Philipsen gives a summary of the faults of GDP (pp. 156-157). And he is correct that as a measure of final production, weighted by market prices, GDP fails in a lot of ways. Indeed, market prices don’t qualify as morally correct weights. But in a secular nation, founded on the moral individualism and relativism of the Enlightenment, what is an acceptable substitute?  Philipsen’s answers are not impressive, and even contradict each other. For example, he complains that human activities not caught up as measurable transactions are “culturally devalued” by GDP (p. 156).  Later, he complains that “GDP reduces human and social complexity to a market transaction” (p. 157).  Which is morally worse — cultural devaluation outside the market nexus or reductionism by the market?

Next Philipsen considers alternatives to using GDP as a welfare measure. These range from designing a radically adjusted GDP (but still a measure of product), to ditching GDP in favor of some single, aggregated, non-economic measure of wellbeing, to a “dashboard” of indicators, that presumably lets each indicator speak for itself to policymakers. His discussion of these alternatives seemed more balanced and nuanced than much of the rest of the book.

My judgment is that policymakers already wisely look at a variety of social indicators, not just GDP. A variety of indicators provides more information than a single number that hides as much as it reveals. In fact, it has been indicators (not necessarily systematized) completely unrelated to GDP that in the past have launched various successful movements in public health, conservation, education, fuel efficiency, reducing atmospheric ozone, etc. Some reforms occurred before GDP accounts even existed. Whole Cabinet-level departments of government are guided by non-GDP indicators.

My comments do not mean that GDP needs no improvement. GDP has long been adjusted for depreciation to get NDP. And more such adjustments, provided they are consistent with the foundations of national accounting, could be justified. The depletion of natural resources comes to mind.
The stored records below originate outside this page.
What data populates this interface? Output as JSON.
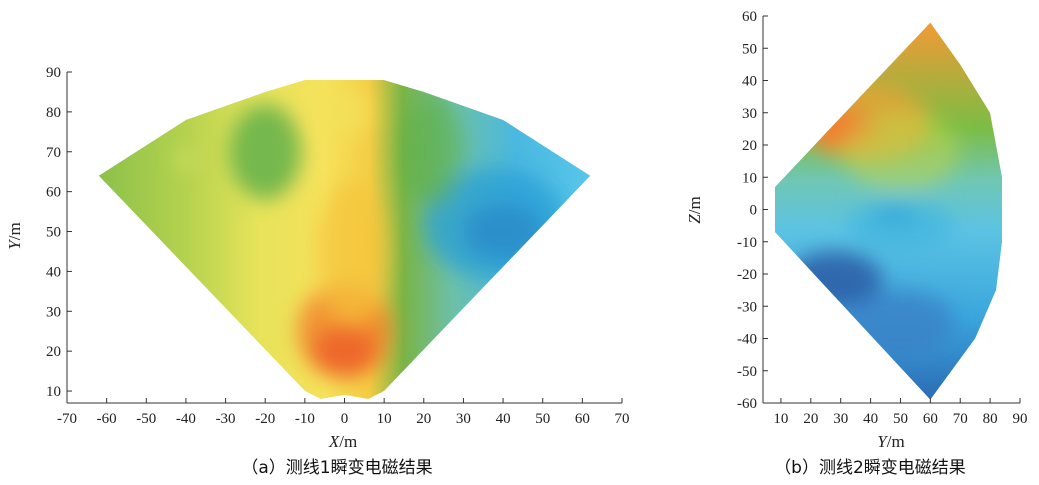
{
  "chart_data": [
    {
      "type": "heatmap",
      "caption": "（a）测线1瞬变电磁结果",
      "xlabel_var": "X",
      "xlabel_unit": "/m",
      "ylabel_var": "Y",
      "ylabel_unit": "/m",
      "xlim": [
        -70,
        70
      ],
      "ylim": [
        7,
        90
      ],
      "xticks": [
        -70,
        -60,
        -50,
        -40,
        -30,
        -20,
        -10,
        0,
        10,
        20,
        30,
        40,
        50,
        60,
        70
      ],
      "yticks": [
        10,
        20,
        30,
        40,
        50,
        60,
        70,
        80,
        90
      ],
      "boundary": [
        [
          -62,
          64
        ],
        [
          -40,
          78
        ],
        [
          -20,
          85
        ],
        [
          -10,
          88
        ],
        [
          0,
          88
        ],
        [
          10,
          88
        ],
        [
          20,
          85
        ],
        [
          40,
          78
        ],
        [
          62,
          64
        ],
        [
          10,
          10
        ],
        [
          6,
          8
        ],
        [
          0,
          9
        ],
        [
          -6,
          8
        ],
        [
          -10,
          10
        ]
      ],
      "blobs": [
        {
          "x": 40,
          "y": 50,
          "rx": 10,
          "ry": 7,
          "color": "#2e5fa8",
          "opacity": 0.95
        },
        {
          "x": 38,
          "y": 52,
          "rx": 18,
          "ry": 14,
          "color": "#2a9fd6",
          "opacity": 0.75
        },
        {
          "x": 0,
          "y": 20,
          "rx": 8,
          "ry": 6,
          "color": "#e8332a",
          "opacity": 1.0
        },
        {
          "x": 0,
          "y": 25,
          "rx": 12,
          "ry": 12,
          "color": "#f07a2a",
          "opacity": 0.75
        },
        {
          "x": 2,
          "y": 45,
          "rx": 9,
          "ry": 18,
          "color": "#f5c53a",
          "opacity": 0.7
        },
        {
          "x": -20,
          "y": 70,
          "rx": 9,
          "ry": 12,
          "color": "#62b04a",
          "opacity": 0.85
        },
        {
          "x": -40,
          "y": 68,
          "rx": 2,
          "ry": 2,
          "color": "#dbe46a",
          "opacity": 1.0
        },
        {
          "x": 22,
          "y": 70,
          "rx": 8,
          "ry": 14,
          "color": "#5aaf48",
          "opacity": 0.6
        },
        {
          "x": 0,
          "y": 80,
          "rx": 7,
          "ry": 6,
          "color": "#f2e35c",
          "opacity": 0.7
        }
      ]
    },
    {
      "type": "heatmap",
      "caption": "（b）测线2瞬变电磁结果",
      "xlabel_var": "Y",
      "xlabel_unit": "/m",
      "ylabel_var": "Z",
      "ylabel_unit": "/m",
      "xlim": [
        4,
        90
      ],
      "ylim": [
        -60,
        60
      ],
      "xticks": [
        10,
        20,
        30,
        40,
        50,
        60,
        70,
        80,
        90
      ],
      "yticks": [
        60,
        50,
        40,
        30,
        20,
        10,
        0,
        -10,
        -20,
        -30,
        -40,
        -50,
        -60
      ],
      "boundary": [
        [
          8,
          7
        ],
        [
          60,
          58
        ],
        [
          70,
          45
        ],
        [
          80,
          30
        ],
        [
          84,
          10
        ],
        [
          84,
          -10
        ],
        [
          82,
          -25
        ],
        [
          75,
          -40
        ],
        [
          60,
          -59
        ],
        [
          8,
          -7
        ]
      ],
      "blobs": [
        {
          "x": 30,
          "y": 25,
          "rx": 12,
          "ry": 6,
          "color": "#e8332a",
          "opacity": 1.0
        },
        {
          "x": 38,
          "y": 27,
          "rx": 22,
          "ry": 12,
          "color": "#f5a035",
          "opacity": 0.7
        },
        {
          "x": 50,
          "y": 18,
          "rx": 20,
          "ry": 12,
          "color": "#c6d64a",
          "opacity": 0.5
        },
        {
          "x": 48,
          "y": -2,
          "rx": 7,
          "ry": 3,
          "color": "#2a9fd6",
          "opacity": 0.95
        },
        {
          "x": 50,
          "y": -5,
          "rx": 18,
          "ry": 8,
          "color": "#3bb3e0",
          "opacity": 0.6
        },
        {
          "x": 28,
          "y": -22,
          "rx": 16,
          "ry": 9,
          "color": "#2e5fa8",
          "opacity": 0.9
        },
        {
          "x": 50,
          "y": -35,
          "rx": 18,
          "ry": 10,
          "color": "#3a7fc4",
          "opacity": 0.75
        }
      ]
    }
  ]
}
I disagree with Philipsen that national income accounts have a primary effect on private decision making. Businesses have their own motives in taking actions — but seeing their (minuscule) contribution to GDP growth surely isn’t one of them. Conversely, I also question whether the failure of GDP to account for some things (such as depletion of natural resources) changes many private decisions.  Surely, if a firm buys rights to an oil field with large proven reserves, it can’t believe that after years of pumping it could sell the rights for as large a price as it originally paid. This is true no matter how national accounts handle resource depletion.

For most of the last two hundred years Americans did not even have GDP statistics to goad them to engage in growth-focused activities. Further, conservation and environmental movements arose to redress these economic behaviors that involved wanton destruction of nature or harm to people. In fact, Philipsen’s case against growth mania largely depends on the awareness of growth-related harms that reform movements have highlighted. In short, this book doesn’t convince me that GDP has caused our problems, or that tinkering with it will cure them. Other things are at work.

This book deserves one and a half cheers. Its cautionary story of the creation of GNP accounting is eye-opening, and well told. The list of ways that GDP could be improved, even as a measure of production, contains both good and questionable ideas — but all provoke thought. The book easily could be used as a directory of research criticizing GDP. But ultimately, the thesis that GDP statistics are all-important in leading us astray seems flawed.

Donald E. Frey, now retired, taught national income and product accounts for years as part of the macroeconomics curriculum at Wake Forest University.  He is the author of America’s Economic Moralists (SUNY Press, 2009).